Set the Night on Fire: L.A. in the Sixties was included in a reading recommendation in the Los Angeles Times by Gustavo Arellano.
“One of the few good things Southern California saw in 2020 was a bounty of history books on the region. The ones I’m going to recommend all hit issues — protests, politics, representation and the Dodgers — that are ever-present ’round here but which shared the spotlight with the coronavirus.
Mike Davis and Jon Wiener have long been the Jeremiah and Ezekiel of the Los Angeles Left, historians with national acclaim for their fulminations against corruption national and international. “Set the Night on Fire: L.A. in the Sixties” represents their first major work together, an 800-page beast that benefits from the knowledge of these grizzled prophets that there is nothing new under the activist sun.

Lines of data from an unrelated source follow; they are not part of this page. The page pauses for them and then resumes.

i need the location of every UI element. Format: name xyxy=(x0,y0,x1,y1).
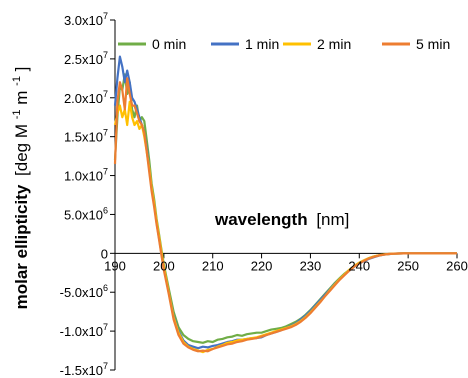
axes xyxy=(110,19,458,371)
legend-label: 5 min xyxy=(416,36,450,52)
y-axis-label-sup-1: -1 xyxy=(11,109,23,119)
x-tick-label: 220 xyxy=(251,258,273,273)
y-tick-label: -1.0x107 xyxy=(60,322,108,339)
x-tick-label: 210 xyxy=(202,258,224,273)
x-tick-label: 190 xyxy=(104,258,126,273)
series-line-5-min xyxy=(113,77,457,353)
y-tick-label: 2.5x107 xyxy=(64,50,108,67)
y-axis-label-unit-3: ] xyxy=(12,67,31,72)
y-tick-label: 5.0x106 xyxy=(64,205,108,222)
x-tick-label: 240 xyxy=(348,258,370,273)
y-tick-label: 3.0x107 xyxy=(64,11,108,28)
y-tick-label: 1.0x107 xyxy=(64,167,108,184)
x-axis-label-unit: [nm] xyxy=(316,210,349,229)
y-axis-label-sup-2: -1 xyxy=(11,76,23,86)
series-line-0-min xyxy=(113,73,457,344)
x-tick-labels: 190 200 210 220 230 240 250 260 xyxy=(104,258,468,273)
x-axis-label-bold: wavelength xyxy=(214,210,308,229)
y-axis-label-unit-1: [deg M xyxy=(12,124,31,176)
y-tick-label: 2.0x107 xyxy=(64,89,108,106)
y-axis-label: molar ellipticity [deg M -1 m -1 ] xyxy=(5,67,31,310)
series-layer xyxy=(113,55,457,354)
series-line-1-min xyxy=(113,55,457,350)
legend-label: 0 min xyxy=(152,36,186,52)
y-axis-label-unit-2: m xyxy=(12,91,31,105)
x-tick-label: 230 xyxy=(300,258,322,273)
legend-label: 1 min xyxy=(245,36,279,52)
y-tick-label: 0 xyxy=(101,246,108,261)
y-tick-label: -1.5x107 xyxy=(60,361,108,378)
y-tick-label: 1.5x107 xyxy=(64,128,108,145)
y-tick-label: -5.0x106 xyxy=(60,283,108,300)
x-tick-label: 250 xyxy=(397,258,419,273)
y-tick-labels: 3.0x107 2.5x107 2.0x107 1.5x107 1.0x107 5.0x1… xyxy=(60,11,108,378)
x-axis-label: wavelength [nm] xyxy=(214,210,349,229)
x-tick-label: 260 xyxy=(446,258,468,273)
y-axis-label-bold: molar ellipticity xyxy=(12,184,31,309)
legend-label: 2 min xyxy=(317,36,351,52)
x-tick-label: 200 xyxy=(153,258,175,273)
legend: 0 min 1 min 2 min 5 min xyxy=(118,36,450,52)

Their book offers a semblance of a narrative by patching together chapters on disparate social justice movements from that decade — Black Power, the Chicano Blowouts, feminism, the underground press — that fought for their causes but rarely intersected.
It works best when Davis and Wiener remind readers of the unlikely roots of local institutions now long past their glory days: KPFK-FM 90.7 before it became an endless fund drive loop, the Archdiocese of Los Angeles when it was a far-right outfit instead of today’s open-borders champion.
The stories Davis and Wiener gather aren’t exactly new, but few historians ever bothered to gather them together — and none had the institutional knowledge and bomb-throwing mien of the authors.”